Richard Bell lecture at UVa next week!
Wednesday, April 21, 6:00pm
Aboriginal artist Richard Bell will deliver the John W. and Maria T. Kluge Distinguished Lecture in Arts and Humanities at the University of Virginia on April 21. The lecture, titled Talking the Talk, will be held in Campbell Hall Room 153 followed by a reception with the artist at UVa Art Museum.
Bell describes himself as “more an activist than an artist” and he is at his most effective when confronting issues such as racism in Australian culture. In Bell’s recent film, Scratch an Aussie, he portrays a black Sigmund Freud psychoanalyzing a cadre of blonde Australian teenagers. They are oblivious both to their overt racism, highlighted in a word-association scene in which the word “genocide” draws a blank, and to Bell’s exploitation; charging $1000 an hour he has no intention of curing them. If this blindness is interpreted as commentary on the current state of reconciliation with Indigenous Australians, Bell’s humor and considerable charisma make the bitter pill easier to swallow.

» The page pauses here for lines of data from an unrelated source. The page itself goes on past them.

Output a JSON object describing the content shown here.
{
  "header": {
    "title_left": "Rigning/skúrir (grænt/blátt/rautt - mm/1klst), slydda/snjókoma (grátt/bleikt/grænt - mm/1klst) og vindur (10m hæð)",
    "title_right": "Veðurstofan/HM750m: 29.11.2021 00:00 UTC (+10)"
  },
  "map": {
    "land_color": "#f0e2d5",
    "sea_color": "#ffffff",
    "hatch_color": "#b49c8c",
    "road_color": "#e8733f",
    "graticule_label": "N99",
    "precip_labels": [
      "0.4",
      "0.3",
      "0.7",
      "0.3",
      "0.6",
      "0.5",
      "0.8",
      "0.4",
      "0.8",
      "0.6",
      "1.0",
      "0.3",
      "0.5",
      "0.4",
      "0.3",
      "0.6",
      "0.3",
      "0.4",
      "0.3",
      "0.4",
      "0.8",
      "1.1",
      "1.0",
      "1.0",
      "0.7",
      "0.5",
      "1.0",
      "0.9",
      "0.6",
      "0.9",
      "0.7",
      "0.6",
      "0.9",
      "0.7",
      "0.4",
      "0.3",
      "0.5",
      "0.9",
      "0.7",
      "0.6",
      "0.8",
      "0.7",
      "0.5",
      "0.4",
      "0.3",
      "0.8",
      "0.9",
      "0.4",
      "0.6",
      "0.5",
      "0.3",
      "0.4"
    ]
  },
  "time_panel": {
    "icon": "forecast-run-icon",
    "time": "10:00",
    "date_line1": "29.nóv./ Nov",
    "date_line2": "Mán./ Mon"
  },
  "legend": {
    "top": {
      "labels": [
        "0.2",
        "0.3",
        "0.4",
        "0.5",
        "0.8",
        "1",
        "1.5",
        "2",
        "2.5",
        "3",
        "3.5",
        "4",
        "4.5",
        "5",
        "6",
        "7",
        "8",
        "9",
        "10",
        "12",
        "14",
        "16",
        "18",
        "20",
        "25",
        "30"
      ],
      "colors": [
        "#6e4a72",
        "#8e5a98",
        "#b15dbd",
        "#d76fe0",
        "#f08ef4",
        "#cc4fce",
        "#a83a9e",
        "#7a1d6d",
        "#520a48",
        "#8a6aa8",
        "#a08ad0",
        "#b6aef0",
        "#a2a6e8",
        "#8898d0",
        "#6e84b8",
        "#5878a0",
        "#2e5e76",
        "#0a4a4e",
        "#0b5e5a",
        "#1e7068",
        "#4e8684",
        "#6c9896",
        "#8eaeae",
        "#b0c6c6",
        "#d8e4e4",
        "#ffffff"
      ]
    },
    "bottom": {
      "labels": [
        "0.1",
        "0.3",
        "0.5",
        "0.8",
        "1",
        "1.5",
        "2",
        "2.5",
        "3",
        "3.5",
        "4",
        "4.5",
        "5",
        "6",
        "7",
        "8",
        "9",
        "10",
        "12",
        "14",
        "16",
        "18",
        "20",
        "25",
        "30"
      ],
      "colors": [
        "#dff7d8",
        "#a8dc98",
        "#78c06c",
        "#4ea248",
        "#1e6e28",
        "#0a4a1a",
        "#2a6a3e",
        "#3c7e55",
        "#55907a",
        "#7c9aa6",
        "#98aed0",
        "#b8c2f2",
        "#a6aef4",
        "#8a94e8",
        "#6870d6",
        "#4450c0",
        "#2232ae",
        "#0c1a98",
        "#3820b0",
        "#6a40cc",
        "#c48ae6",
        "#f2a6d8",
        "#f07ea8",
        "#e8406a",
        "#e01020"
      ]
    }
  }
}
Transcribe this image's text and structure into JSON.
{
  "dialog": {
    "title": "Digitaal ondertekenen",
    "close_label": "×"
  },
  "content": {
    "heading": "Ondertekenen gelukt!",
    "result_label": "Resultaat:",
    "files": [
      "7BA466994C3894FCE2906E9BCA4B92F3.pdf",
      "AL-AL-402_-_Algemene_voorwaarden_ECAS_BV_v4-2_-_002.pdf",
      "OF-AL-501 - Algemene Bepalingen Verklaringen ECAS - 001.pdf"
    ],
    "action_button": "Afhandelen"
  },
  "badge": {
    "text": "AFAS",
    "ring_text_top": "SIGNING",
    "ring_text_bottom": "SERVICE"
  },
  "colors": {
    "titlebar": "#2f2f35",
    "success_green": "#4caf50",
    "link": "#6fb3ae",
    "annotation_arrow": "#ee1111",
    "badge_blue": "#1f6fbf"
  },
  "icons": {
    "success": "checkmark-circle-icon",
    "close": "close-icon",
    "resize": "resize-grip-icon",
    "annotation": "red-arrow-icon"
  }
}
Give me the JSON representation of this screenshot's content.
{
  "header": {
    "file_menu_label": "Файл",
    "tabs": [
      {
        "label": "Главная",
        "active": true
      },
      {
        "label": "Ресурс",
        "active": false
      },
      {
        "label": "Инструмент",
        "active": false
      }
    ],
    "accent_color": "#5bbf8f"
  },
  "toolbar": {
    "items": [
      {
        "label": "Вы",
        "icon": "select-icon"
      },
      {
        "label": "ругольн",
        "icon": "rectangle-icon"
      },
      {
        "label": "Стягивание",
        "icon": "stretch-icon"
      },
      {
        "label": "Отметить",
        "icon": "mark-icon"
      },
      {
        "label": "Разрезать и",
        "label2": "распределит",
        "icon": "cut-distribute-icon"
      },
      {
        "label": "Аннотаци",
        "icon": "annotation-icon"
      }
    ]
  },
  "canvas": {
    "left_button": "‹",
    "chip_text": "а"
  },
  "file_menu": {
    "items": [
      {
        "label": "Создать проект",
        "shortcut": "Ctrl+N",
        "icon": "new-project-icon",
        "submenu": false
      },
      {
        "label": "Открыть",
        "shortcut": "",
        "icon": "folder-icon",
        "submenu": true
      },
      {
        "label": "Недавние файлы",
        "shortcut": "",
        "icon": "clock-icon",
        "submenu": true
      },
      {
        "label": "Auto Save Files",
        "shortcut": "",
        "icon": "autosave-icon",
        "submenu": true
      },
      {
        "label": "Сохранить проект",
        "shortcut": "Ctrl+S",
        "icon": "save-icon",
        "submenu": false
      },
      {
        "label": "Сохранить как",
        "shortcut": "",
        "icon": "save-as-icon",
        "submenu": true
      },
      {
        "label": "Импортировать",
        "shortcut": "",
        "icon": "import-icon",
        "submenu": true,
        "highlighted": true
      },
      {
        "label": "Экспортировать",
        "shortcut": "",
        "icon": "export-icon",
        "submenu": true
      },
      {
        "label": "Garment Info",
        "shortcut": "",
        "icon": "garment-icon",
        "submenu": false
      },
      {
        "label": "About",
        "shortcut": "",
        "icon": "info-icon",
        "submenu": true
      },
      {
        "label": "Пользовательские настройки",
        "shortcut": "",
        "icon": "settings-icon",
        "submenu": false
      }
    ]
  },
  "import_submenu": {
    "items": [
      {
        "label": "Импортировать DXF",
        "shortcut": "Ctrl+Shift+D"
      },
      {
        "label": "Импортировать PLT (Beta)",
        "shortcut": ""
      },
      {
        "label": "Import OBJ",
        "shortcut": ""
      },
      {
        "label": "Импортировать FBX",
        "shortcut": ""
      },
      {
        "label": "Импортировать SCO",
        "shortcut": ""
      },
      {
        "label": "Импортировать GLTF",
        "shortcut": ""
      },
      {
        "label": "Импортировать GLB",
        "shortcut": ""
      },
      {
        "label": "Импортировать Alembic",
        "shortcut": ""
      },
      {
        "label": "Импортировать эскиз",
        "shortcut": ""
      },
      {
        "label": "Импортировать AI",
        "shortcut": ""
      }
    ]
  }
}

Richard Bell was born in 1953 in Charleville, Queensland, and is a member of the Kamilaroi, Kooma, Jiman and Gurang Gurang communities. He is represented in major collections in Australia and is internationally recognized through numerous exhibitions, including the European touring exhibition Aratjara: Art of the First Australians, 1993; Culture Warriors, The National Indigenous Art Triennial, National Gallery of Australia, 2007; the 9th and 16th Sydney Biennales, 1992 and 2008. His work was the subject of the survey exhibition Positivity, presented by the Institute of Modern Art, Brisbane, in 2006. A past member of the Campfire group, Bell is a founding member of proppaNOW, a Brisbane-based Aboriginal artists collective. He is represented by Milani Gallery, Brisbane.